An initial public offering (IPO) lock-up period is a period of time after a company has gone public when shareholders are prohibited from selling their shares. During the IPO lock-up company investors cannot sell their shares, helping to ensure an orderly IPO and more stable price.

Lock-up periods usually last between 90 and 180 days. Once the lock-up period ends, most trading restrictions are removed.

Why there is an IPO lock-up period?

Literally, lock-up periods are all about providing support to the share price, avoiding volatility and stabilizing the market for shares in the initial months after listing.
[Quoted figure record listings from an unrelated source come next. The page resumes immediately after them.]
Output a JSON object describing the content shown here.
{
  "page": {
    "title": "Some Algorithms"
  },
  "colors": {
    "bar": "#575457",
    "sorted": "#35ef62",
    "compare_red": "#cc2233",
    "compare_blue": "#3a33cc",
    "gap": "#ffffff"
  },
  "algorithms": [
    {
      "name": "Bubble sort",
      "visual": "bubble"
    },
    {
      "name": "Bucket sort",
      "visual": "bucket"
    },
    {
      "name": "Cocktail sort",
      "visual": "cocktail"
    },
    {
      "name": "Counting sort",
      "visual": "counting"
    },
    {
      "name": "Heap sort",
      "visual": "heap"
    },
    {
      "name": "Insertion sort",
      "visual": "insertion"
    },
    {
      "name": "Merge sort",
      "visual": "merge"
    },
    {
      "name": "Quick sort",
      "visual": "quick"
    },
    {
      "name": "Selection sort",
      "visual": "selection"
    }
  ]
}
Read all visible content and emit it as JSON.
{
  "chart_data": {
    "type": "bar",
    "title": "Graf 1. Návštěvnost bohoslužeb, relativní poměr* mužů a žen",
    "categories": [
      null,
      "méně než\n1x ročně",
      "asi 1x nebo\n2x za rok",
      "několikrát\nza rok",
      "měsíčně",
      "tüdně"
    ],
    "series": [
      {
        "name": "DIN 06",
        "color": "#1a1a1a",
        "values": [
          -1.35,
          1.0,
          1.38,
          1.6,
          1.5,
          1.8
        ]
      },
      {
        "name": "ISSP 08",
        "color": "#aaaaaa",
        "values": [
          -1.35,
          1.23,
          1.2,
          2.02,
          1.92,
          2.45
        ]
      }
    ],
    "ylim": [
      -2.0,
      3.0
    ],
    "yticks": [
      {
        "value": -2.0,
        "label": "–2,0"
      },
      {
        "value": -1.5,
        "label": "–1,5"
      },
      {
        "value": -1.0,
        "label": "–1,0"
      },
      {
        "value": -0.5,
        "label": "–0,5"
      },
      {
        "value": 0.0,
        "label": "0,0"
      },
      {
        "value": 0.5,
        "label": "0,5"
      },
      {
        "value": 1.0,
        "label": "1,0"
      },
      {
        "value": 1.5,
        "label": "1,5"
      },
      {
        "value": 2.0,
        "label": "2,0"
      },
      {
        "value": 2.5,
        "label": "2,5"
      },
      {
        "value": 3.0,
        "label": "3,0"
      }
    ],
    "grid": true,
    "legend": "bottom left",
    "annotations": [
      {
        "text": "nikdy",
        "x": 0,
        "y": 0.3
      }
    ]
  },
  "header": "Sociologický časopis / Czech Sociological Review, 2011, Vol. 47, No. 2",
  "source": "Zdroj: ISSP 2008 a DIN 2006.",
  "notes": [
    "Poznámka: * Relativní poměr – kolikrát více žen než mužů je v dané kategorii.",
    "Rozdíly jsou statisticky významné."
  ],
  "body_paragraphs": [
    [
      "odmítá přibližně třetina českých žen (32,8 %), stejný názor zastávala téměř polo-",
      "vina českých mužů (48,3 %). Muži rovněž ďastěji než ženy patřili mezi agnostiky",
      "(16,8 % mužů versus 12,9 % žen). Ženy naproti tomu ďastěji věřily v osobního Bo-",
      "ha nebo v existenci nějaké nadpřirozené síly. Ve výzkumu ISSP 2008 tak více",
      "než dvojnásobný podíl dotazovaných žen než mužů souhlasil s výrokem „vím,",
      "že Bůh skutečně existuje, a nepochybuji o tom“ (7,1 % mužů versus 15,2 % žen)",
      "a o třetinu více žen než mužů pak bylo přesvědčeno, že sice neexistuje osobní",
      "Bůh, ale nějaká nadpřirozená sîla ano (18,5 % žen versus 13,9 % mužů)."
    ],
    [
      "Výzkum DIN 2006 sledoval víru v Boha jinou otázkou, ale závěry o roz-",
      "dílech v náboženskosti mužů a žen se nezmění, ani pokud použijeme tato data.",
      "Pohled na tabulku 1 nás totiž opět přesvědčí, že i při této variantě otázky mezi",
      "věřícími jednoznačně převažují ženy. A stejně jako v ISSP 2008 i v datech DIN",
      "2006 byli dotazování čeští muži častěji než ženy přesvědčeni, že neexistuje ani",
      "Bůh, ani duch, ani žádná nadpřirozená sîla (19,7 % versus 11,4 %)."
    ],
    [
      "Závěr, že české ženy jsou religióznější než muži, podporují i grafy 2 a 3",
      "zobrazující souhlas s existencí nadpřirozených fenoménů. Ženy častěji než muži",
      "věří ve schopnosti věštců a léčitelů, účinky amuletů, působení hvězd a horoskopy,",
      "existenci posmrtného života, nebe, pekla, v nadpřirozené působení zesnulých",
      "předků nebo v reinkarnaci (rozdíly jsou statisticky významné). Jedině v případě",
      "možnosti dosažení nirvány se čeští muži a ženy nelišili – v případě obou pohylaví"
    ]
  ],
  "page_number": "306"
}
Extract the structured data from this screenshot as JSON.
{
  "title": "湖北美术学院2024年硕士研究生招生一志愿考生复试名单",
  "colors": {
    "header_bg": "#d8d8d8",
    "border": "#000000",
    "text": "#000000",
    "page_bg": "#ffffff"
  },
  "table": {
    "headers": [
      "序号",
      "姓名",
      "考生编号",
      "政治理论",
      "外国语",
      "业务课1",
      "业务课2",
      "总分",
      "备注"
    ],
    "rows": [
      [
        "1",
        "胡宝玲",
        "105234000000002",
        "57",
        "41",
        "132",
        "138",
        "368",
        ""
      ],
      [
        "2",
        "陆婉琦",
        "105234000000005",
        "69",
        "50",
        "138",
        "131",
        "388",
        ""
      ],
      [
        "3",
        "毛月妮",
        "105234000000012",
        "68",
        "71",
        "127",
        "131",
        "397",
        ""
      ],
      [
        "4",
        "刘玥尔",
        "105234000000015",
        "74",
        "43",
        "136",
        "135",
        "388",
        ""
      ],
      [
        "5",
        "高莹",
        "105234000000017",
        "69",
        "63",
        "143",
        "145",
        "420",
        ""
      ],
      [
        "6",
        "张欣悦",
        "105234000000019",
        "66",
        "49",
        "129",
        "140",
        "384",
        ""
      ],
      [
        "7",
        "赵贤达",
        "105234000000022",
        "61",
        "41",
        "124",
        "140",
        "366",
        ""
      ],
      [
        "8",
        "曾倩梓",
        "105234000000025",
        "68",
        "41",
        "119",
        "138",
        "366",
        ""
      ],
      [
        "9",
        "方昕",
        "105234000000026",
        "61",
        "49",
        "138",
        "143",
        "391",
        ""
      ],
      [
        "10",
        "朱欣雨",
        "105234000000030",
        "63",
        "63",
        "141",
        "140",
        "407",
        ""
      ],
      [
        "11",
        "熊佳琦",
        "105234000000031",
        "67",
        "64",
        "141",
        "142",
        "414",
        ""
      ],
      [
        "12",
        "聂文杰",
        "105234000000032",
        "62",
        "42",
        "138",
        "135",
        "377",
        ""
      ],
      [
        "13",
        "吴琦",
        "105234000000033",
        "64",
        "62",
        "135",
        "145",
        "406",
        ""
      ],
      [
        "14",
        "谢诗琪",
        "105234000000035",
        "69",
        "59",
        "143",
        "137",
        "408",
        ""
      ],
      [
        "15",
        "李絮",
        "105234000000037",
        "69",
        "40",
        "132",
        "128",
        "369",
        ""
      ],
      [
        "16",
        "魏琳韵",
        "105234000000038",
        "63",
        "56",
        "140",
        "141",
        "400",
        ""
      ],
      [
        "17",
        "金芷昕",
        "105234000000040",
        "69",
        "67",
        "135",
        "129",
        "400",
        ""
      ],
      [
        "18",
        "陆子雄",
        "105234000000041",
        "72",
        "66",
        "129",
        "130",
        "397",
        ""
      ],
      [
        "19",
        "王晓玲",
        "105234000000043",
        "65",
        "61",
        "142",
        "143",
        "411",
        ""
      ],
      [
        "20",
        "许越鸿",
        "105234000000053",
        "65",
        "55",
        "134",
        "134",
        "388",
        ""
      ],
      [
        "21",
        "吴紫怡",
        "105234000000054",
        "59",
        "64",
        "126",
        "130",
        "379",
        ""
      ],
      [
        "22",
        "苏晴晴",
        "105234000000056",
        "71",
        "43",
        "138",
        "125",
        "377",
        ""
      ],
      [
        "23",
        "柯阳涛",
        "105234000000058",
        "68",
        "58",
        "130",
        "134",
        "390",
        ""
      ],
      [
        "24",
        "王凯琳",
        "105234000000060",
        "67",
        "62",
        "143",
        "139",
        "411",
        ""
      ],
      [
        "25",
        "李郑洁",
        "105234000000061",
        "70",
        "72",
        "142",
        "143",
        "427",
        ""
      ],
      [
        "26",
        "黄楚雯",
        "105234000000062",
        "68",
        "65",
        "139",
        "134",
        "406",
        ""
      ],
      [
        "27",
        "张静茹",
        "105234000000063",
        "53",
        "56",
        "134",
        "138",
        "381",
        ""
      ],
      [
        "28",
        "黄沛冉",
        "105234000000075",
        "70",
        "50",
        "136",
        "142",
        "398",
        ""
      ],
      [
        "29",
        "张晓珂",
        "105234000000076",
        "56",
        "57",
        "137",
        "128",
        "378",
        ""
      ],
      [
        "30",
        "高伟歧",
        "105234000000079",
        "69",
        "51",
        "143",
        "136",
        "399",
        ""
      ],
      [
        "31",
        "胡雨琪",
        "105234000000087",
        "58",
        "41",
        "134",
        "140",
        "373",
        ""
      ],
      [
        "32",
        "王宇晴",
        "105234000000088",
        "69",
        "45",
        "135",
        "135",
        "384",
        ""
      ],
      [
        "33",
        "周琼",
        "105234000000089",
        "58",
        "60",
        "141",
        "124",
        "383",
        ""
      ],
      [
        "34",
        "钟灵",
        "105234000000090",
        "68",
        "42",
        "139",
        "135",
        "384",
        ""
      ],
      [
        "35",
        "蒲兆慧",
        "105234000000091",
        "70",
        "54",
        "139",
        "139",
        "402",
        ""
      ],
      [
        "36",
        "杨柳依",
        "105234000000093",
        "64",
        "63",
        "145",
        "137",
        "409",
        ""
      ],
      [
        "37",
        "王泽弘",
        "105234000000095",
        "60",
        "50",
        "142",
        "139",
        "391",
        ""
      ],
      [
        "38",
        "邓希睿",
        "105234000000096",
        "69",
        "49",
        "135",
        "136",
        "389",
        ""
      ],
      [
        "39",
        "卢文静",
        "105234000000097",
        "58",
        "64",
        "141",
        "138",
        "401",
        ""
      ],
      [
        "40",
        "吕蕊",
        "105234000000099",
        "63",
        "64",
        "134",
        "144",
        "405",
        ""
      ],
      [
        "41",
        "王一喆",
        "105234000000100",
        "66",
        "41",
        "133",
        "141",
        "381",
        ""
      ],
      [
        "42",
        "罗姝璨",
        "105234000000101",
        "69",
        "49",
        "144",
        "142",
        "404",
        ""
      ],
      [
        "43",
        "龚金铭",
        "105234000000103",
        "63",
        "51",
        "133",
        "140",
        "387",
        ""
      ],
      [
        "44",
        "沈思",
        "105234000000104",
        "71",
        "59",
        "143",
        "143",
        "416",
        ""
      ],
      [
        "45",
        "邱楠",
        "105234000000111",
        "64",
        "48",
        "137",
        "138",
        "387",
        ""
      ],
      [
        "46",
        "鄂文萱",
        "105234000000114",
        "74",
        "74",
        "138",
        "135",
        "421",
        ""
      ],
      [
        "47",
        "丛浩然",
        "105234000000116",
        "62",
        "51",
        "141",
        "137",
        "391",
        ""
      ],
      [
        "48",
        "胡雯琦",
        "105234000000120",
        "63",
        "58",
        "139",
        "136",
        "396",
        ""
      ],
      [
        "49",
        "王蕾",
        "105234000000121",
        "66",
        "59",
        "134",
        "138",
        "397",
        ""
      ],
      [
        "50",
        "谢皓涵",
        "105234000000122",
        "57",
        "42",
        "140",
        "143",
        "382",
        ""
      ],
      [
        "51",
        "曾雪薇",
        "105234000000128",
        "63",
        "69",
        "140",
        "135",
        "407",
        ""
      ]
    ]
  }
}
If many investors decide to sell a large amount of their stock then this could seriously depress the share price, which is not in the interests of the company or any of its investors.

What happens to a company’s stock price after a lock-up period ends?

After a lock-up period expires, a stream of new shares can come onto the market. If the share price has raised since the IPO, then early investors may want to cash out, or if the price has tanked, then they may want to cut their losses.

However, it's not obligatory they will sell but decide to hold the shares in the hope of more gains in the future, or because they may believe shares could recover any value lost in the early days as a public company (which often happens with IPOs). It's important how the share price has performed to compare with the IPO price.

There is no definitive answer to how the end of a lock-up period will impact stock prices. This is very individual to each particular stock – some will drop, others will soar.  The only thing that can be predicted that lock-up period expiration will lead to temporary increased volatility.